Preda e predatore: trovali in te e falli convivere
Prenditi un istante di solitudine e prova a contattare il tuo lato più “debole”, quello che si muove da preda nel mondo: immaginalo nelle sembianze di un animale: agnello, coniglio, gazzella, pulcino… A occhi chiusi, osserva questo animale, cerca di esplorare la sua vita e prova a comprendere quali sono le sue qualità: ad esempio dolcezza, simpatia, tenerezza, sensibilità, non aggressività… Percepisci cosa ti suscita questo animale, quali emozioni e quali sensazioni. Ora invece concentrati sui suoi “difetti”: debolezza, dipendenza, bisogno di protezione, il suo essere indifeso… E anche in questo caso ascolta le sensazioni che provi. Fai depositare tutto dentro di te e poi con un bel respiro, lascia che l’immagine sfumi.
• Attendi un istante e ora evoca dentro di te l’immagine del predatore. Poiché magari fai fatica a vederlo come una parte di te, immagina semplicemente anch’esso sotto forma di animale: lupo, leone, tigre, aquila… In questo caso, cerca prima di vederne i difetti, ad esempio: crudeltà, violenza, arroganza, spietatezza, famelicità… Ascolta le reazioni che si muovono dentro di te, senza dare alcun giudizio.
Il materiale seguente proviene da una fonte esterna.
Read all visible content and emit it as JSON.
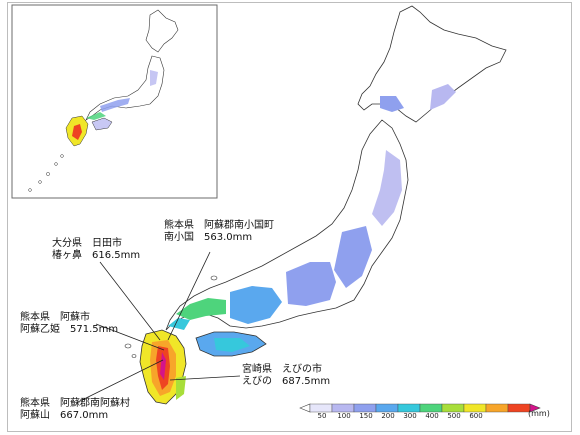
{
  "colors": {
    "legend": [
      "#e6e6fa",
      "#b8b8f0",
      "#8fa0ee",
      "#5aa8ee",
      "#36c8dc",
      "#4ed47c",
      "#a8de3a",
      "#f0e628",
      "#f7a52a",
      "#ee4422",
      "#d4148a"
    ],
    "outline": "#333333",
    "frame": "#bdbdbd"
  },
  "legend": {
    "ticks": [
      "50",
      "100",
      "150",
      "200",
      "300",
      "400",
      "500",
      "600"
    ],
    "unit": "(mm)"
  },
  "annotations": [
    {
      "id": "kumamoto-minamioguni",
      "line1": "熊本県　阿蘇郡南小国町",
      "line2": "南小国　563.0mm"
    },
    {
      "id": "oita-hita",
      "line1": "大分県　日田市",
      "line2": "椿ヶ鼻　616.5mm"
    },
    {
      "id": "kumamoto-aso",
      "line1": "熊本県　阿蘇市",
      "line2": "阿蘇乙姫　571.5mm"
    },
    {
      "id": "miyazaki-ebino",
      "line1": "宮崎県　えびの市",
      "line2": "えびの　687.5mm"
    },
    {
      "id": "kumamoto-minamiaso",
      "line1": "熊本県　阿蘇郡南阿蘇村",
      "line2": "阿蘇山　667.0mm"
    }
  ]
}
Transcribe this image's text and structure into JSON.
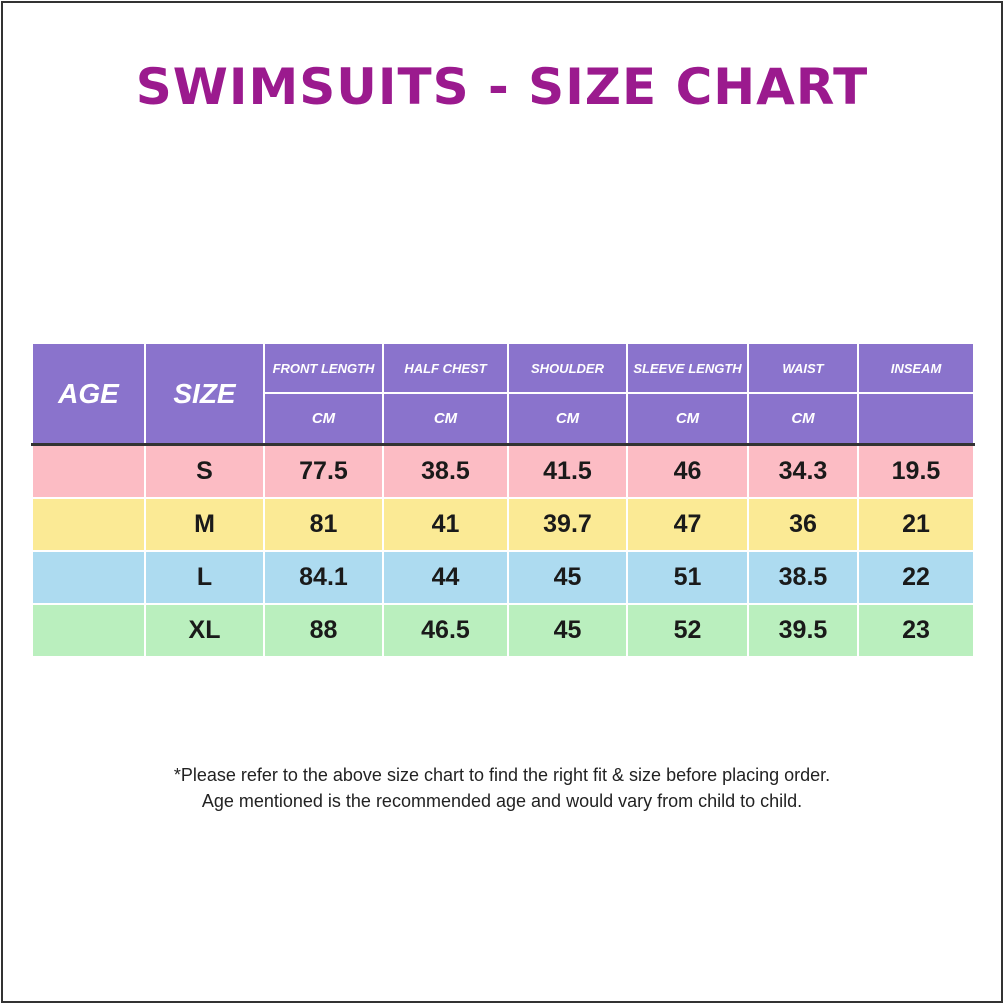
{
  "title": "SWIMSUITS - SIZE CHART",
  "colors": {
    "title": "#9b1a8e",
    "header": "#8a73cc",
    "row_s": "#fcbcc4",
    "row_m": "#fbea95",
    "row_l": "#addbf0",
    "row_xl": "#baefbe"
  },
  "table": {
    "age_header": "AGE",
    "size_header": "SIZE",
    "columns": [
      {
        "label": "FRONT LENGTH",
        "unit": "CM"
      },
      {
        "label": "HALF CHEST",
        "unit": "CM"
      },
      {
        "label": "SHOULDER",
        "unit": "CM"
      },
      {
        "label": "SLEEVE LENGTH",
        "unit": "CM"
      },
      {
        "label": "WAIST",
        "unit": "CM"
      },
      {
        "label": "INSEAM",
        "unit": ""
      }
    ],
    "rows": [
      {
        "age": "",
        "size": "S",
        "values": [
          "77.5",
          "38.5",
          "41.5",
          "46",
          "34.3",
          "19.5"
        ]
      },
      {
        "age": "",
        "size": "M",
        "values": [
          "81",
          "41",
          "39.7",
          "47",
          "36",
          "21"
        ]
      },
      {
        "age": "",
        "size": "L",
        "values": [
          "84.1",
          "44",
          "45",
          "51",
          "38.5",
          "22"
        ]
      },
      {
        "age": "",
        "size": "XL",
        "values": [
          "88",
          "46.5",
          "45",
          "52",
          "39.5",
          "23"
        ]
      }
    ]
  },
  "notes": [
    "*Please refer to the above size chart to find the right fit & size before placing order.",
    "Age mentioned is the recommended age and would vary from child to child."
  ]
}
Dopo qualche istante, focalizzati invece sulle sue qualità: forza, ingegno, affermazione, potere, libertà d’azione… Ascolta sempre con attenzione le tue reazioni interiori spontanee.
• Lascia sfumare anche questa immagine con un respiro profondo, e poi evocane una terza: immagina, dentro di te una scena naturale in cui tu sei in piedi e al tuo fi anco, ai due lati, ci sono i due animali che hai immaginato. È un’immagine di quiete ma potente, di presenza pacifica, di unione degli opposti. Imprimi questa immagine nella tua mente e ascolta a fondo le sensazioni che ti suscita, poi riapri gli occhi e scrivi su un quaderno le tue riflessioni.